Tuesday, December 04, 2007

Love you like a sister always. Here we have a story by a female misogynist. Apparently, after being raped in college in front of a group of frat boys, this woman's sorority "sisters" betrayed her trust and kicked her out of the house. Unfortunately, the author has used this as an excuse to refrain from cultivating female friendships. "Generally I feel a kind of skittish distrust and discomfort when dealing with most women, particularly women in packs," she writes. She sees her sorority's deplorable behavior as part of a larger pattern of women's deceitful nature:

We women swim in shark-infested waters of our own design. Often we don’t have a clue where we stand with one another — socially, as mothers, as colleagues — because we’re at once allies and foes.... How do we help our girls navigate the duplicitous female maze? How do we ensure that they behave authentically, respect humanity over fleeting alliances, and squash the nasty tribal instincts that can inflict lifelong distress?

This article made me seethe because she so easily accepts the stereotype of women as inherently scheming and back-stabbing. Her experience will be seen as genuine; especially because she is highly educated, her opinion has more weight than the countless feminists who have fought this harmful stereotype for decades. Even though she was raped in a structure of female exploitation for men's pleasure, the fact that the frat brothers objected because she was unconscious and later apologized to her somehow frees them from any culpability. To her, men are angels and women demons because of a small pack of terrible human beings.

As a product of a woman's college--an environment which certainly cultivates aggression and competition--I have managed not to be the victim of this acrimonious femininity. Yes, I encountered some painfully spiteful people who effectively voted me off the island, but, unlike the author, I did not let one or two bad experiences label half the population as inherently treacherous.
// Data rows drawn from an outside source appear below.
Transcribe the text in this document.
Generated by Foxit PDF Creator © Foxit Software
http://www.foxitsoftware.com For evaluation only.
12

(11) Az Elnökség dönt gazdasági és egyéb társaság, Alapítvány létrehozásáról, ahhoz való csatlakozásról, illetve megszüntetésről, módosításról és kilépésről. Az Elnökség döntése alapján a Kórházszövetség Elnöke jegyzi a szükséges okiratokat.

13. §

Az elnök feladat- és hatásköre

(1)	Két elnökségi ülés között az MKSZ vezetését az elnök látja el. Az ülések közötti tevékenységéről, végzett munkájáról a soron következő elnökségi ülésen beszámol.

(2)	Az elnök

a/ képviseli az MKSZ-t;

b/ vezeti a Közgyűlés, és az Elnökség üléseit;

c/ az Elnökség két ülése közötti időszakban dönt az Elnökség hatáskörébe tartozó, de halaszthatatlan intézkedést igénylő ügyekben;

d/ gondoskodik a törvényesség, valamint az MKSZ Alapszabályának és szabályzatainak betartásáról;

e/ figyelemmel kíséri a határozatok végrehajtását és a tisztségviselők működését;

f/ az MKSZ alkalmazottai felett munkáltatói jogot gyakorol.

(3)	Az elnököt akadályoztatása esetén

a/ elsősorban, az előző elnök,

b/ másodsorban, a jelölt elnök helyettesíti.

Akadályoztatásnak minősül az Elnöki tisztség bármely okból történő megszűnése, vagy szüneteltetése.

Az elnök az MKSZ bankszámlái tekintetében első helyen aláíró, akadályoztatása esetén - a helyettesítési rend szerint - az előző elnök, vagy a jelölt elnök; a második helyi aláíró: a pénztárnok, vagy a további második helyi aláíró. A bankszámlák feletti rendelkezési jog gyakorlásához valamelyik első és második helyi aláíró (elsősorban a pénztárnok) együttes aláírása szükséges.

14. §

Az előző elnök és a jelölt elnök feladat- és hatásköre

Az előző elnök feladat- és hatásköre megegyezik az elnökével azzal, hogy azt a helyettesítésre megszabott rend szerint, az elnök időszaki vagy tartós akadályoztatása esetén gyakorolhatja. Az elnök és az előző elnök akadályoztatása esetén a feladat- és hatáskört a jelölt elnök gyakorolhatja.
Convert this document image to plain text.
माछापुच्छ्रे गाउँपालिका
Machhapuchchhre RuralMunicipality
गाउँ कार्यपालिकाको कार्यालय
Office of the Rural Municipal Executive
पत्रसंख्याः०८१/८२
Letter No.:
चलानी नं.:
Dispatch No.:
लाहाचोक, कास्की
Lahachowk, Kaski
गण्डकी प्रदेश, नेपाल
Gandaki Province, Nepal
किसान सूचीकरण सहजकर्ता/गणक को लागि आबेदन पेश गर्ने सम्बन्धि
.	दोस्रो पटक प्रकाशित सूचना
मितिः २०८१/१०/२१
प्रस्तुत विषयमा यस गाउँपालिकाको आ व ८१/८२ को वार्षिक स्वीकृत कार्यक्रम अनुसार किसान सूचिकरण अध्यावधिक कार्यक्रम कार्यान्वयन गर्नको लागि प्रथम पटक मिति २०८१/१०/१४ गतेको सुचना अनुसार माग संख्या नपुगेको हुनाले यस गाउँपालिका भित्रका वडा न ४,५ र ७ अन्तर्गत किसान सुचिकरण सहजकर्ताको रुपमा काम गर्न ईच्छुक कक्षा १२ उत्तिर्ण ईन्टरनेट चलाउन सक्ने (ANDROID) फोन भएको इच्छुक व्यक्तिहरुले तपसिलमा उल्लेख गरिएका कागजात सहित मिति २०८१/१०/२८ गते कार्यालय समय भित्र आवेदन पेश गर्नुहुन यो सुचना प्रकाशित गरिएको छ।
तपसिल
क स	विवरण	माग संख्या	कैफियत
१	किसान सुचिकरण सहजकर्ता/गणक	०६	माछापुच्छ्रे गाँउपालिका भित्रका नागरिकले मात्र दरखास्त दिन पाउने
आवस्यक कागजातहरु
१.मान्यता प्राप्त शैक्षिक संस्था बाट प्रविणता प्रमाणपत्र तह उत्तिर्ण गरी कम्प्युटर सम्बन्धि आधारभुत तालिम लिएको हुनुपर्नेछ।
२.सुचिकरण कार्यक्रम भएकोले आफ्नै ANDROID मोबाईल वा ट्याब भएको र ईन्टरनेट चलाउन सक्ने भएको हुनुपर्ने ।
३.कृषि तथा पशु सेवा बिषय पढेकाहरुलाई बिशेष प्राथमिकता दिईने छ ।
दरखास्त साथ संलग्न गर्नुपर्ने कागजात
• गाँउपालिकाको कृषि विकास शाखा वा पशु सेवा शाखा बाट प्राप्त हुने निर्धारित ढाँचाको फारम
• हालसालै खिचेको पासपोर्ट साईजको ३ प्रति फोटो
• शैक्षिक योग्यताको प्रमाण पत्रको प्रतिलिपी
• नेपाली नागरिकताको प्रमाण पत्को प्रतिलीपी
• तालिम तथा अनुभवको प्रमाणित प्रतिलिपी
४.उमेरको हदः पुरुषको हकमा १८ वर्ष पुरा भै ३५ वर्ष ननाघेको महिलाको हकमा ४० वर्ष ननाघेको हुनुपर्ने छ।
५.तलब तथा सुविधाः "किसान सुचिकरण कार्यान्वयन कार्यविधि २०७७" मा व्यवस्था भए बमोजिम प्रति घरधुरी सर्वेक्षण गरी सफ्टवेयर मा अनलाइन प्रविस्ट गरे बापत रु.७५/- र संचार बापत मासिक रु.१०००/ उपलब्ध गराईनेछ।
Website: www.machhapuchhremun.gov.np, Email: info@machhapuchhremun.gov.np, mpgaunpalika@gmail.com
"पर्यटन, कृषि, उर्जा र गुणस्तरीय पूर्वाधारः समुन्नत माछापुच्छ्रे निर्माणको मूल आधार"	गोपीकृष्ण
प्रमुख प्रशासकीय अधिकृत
Did her sorority sisters act reprehensibly? Yes, absolutely, without question. Has she let her early trauma deprive her of meaningful relationships with other women? Yes, absolutely, without question. Does she expect us to believe that she is the lone angel fish in a shark-infested sea? It's certainly possible. Either way, her article furthers the view of woman-as-untrustworthy and does nothing to ensure that either sex "respect humanity."